PMC

Scanning electron micrographs and 3D illustrations of PS particles created for phagocytosis experiments. (A) Spheres. (B) Oblate ellipsoids (13%). (C) Prolate ellipsoids (7%). (D) Elliptical disks (9%). (E) Rectangular disks (5%). (F) UFOs (12%). Particles are monodispersed with average standard deviations of measured dimensions for each shape listed in parentheses. A portion of this variation is due to 2–5% standard deviation in the diameter of spheres used as starting materials. (Scale bars: 5 μm.)

Time-lapse video microscopy clips spanning 39 min of macrophages interacting with identical nonopsonized ED particles (major axis 14 μm, minor axis 3 μm) from two different orientations. (A) Cell attaches along the major axis of an ED and internalizes it completely in 3 min. (B) Cell attaches to the flat side of an identical ED and spreads but does not internalize the particle. Continued observation indicated that this particle was not internalized for >110 min. (Scale bars: 10 μm.) (See Movies 1 and 2.) At least three cells were observed for each orientation of each particle type and size. Similar results were observed in all repetitions.

Phagocytosis phase diagram with Ω and dimensionless particle volume V* (particle volume divided by 7.5 μm radius spherical cell volume) as governing parameters (n = 5 for each point). Initialization of internalization is judged by the presence of an actin cup or ring as described in the text. There are three regions. Cells attaching to particles at areas of high Ω, >45°, spread but do not initiate internalization (region C). Cells attaching to particles at areas of low Ω, <45°, initiate internalization (regions A and B). If V* is ≤1, internalization is completed (region A). If V* > 1, internalization is not completed because of the size of the particle (region B). The arrows above the plot indicate the point of attachment for each shape that corresponds to the value of Ω on the x axis. Each case was classified as phagocytosis or no phagocytosis if >95% of observations were consistent. Each data point represents a different shape, size, or aspect ratio particle.

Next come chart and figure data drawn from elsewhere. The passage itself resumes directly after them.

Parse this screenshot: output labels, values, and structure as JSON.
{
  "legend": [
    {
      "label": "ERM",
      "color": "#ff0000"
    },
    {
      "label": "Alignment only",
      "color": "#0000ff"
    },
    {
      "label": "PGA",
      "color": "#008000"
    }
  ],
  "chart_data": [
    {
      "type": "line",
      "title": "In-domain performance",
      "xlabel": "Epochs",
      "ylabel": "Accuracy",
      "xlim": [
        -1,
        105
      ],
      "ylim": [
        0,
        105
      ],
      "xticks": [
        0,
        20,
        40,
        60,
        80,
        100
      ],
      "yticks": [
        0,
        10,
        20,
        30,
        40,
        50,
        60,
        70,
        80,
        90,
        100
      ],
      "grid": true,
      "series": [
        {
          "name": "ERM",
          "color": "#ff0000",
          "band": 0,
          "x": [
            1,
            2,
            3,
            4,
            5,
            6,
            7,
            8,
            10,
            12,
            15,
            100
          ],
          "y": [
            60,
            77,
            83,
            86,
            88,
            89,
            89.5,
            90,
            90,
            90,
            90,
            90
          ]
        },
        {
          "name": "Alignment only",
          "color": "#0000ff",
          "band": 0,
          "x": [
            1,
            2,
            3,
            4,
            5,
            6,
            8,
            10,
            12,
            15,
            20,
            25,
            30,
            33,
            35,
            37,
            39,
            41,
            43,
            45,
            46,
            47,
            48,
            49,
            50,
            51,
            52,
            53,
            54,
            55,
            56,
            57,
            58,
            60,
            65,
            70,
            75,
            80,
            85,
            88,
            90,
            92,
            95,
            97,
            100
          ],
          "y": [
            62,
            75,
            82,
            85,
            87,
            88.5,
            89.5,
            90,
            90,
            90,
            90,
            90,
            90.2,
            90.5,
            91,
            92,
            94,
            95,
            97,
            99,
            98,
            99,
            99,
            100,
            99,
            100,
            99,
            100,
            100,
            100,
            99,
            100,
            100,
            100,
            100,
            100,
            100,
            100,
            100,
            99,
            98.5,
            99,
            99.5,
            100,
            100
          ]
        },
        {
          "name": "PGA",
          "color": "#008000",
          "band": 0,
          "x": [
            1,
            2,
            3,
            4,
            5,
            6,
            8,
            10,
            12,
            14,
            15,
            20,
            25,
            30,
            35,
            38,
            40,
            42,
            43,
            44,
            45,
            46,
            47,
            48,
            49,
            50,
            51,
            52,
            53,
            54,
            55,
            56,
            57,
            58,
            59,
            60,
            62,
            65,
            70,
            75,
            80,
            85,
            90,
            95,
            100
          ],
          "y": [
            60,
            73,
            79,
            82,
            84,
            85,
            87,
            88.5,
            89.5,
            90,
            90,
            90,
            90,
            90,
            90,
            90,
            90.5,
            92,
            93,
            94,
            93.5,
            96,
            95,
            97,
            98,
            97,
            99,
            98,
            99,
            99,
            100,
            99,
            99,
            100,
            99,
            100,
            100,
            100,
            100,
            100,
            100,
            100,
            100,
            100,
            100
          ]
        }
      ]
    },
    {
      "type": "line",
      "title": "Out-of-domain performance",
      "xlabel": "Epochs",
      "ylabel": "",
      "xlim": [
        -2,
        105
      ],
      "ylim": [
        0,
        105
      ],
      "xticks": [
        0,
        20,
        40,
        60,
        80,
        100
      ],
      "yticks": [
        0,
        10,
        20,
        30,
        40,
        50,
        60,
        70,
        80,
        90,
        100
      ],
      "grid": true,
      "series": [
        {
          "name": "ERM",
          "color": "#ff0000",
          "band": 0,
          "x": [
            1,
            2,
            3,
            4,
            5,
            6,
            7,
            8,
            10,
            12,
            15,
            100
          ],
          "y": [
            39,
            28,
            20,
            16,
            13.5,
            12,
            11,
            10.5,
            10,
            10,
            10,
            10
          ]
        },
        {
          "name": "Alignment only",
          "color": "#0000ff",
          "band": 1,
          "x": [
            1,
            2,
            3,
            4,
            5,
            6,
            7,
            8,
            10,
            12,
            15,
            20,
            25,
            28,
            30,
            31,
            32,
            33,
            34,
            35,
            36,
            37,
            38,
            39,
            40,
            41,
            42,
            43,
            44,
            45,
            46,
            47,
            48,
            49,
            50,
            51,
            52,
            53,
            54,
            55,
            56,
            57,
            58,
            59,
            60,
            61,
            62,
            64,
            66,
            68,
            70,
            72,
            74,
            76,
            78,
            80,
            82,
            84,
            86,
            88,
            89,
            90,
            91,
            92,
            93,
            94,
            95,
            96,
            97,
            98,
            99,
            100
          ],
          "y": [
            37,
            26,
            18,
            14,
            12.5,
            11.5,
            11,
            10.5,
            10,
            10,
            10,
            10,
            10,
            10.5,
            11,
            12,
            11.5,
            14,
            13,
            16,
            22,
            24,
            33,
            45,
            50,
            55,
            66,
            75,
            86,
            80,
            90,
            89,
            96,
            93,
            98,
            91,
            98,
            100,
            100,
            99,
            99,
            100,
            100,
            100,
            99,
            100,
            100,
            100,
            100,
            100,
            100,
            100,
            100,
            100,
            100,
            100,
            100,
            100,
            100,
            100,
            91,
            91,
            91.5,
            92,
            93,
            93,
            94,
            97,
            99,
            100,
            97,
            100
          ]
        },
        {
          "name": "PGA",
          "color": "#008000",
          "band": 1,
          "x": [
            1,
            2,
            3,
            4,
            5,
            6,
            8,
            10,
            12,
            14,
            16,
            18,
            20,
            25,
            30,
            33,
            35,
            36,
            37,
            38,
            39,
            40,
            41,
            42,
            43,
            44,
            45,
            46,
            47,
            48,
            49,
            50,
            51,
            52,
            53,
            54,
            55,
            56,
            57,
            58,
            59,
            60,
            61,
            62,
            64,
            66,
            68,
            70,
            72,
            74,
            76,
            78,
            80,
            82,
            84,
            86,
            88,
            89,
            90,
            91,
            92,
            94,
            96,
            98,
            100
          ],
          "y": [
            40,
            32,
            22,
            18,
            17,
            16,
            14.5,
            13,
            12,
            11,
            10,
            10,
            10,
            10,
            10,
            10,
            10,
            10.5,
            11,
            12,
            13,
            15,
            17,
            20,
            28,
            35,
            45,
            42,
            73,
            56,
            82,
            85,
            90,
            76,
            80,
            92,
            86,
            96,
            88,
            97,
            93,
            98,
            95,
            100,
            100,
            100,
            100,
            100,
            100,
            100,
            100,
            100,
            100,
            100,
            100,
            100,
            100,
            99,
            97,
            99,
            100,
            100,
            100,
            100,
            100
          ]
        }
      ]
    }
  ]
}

Scanning electron micrographs and actin staining confirm time-lapse video microscopy observations. Micrographs (A–C) of cells and particles were colored brown and purple, respectively. (A) The cell body can be seen at the end of an opsonized ED, and the membrane has progressed down the length of the particle. (Scale bar: 10 μm.) (B) A cell has attached to the flat side of an opsonized ED and has spread on the particle. (Scale bar: 5 μm.) (C) An opsonized spherical particle has attached to the top of a cell, and the membrane has progressed over approximately half the particle. (Scale bar: 5 μm.) (D–F) Overlays of bright-field and fluorescent images after fixing the cells and staining for polymerized actin with rhodamine phalloidin. (D) Actin ring forms as remodeling and depolymerization enable membrane to progress over an opsonized ED by new actin polymerization at the leading edge of the membrane. (E) Actin polymerization in the cell at site of attachment to flat side of an opsonized ED, but no actin cup or ring is visible. (F) Actin cup surrounds the end of an opsonized sphere as internalization begins after attachment. (Scale bars in D–F: 10 μm.) At least five cells were observed for each orientation of each particle. Similar results were observed in all repetitions.

Definition of Ω and its relationship with membrane velocity. (A) A schematic diagram illustrating how membrane progresses tangentially around an ED. T̄ represents the average of tangential angles from θ = 0 to θ = π/2. Ω is the angle between T̄ and membrane normal at the site of attachment, N̄. (B) Membrane velocity (distance traveled by the membrane divided by time to internalize, n ≥ 3; error bars represent SD) decreases with increasing Ω for a variety of shapes and sizes of particles. Nonopsonized particles are indicated by filled circles, and IgG-opsonized particles are indicated by open squares. Each data point represents a different shape, size, or aspect ratio particle. The internalization velocity is positive for Ω ≤ 45° (P < 0.001). Above a critical value of Ω, ≈45°, the internalization velocity is zero (P < 0.001) and there is only membrane spreading after particle attachment, not internalization. The arrows above the plot indicate the point of attachment for each shape that corresponds to the value of Ω on the x axis. Error in Ω is due to the difference in the actual point of contact in time-lapse microscopy from that used to calculate Ω. Only points of contact within 10° of that used to calculate Ω were selected. All data points at the critical point, Ω = 45°, except UFOs, do not have error associated with Ω because of their symmetry.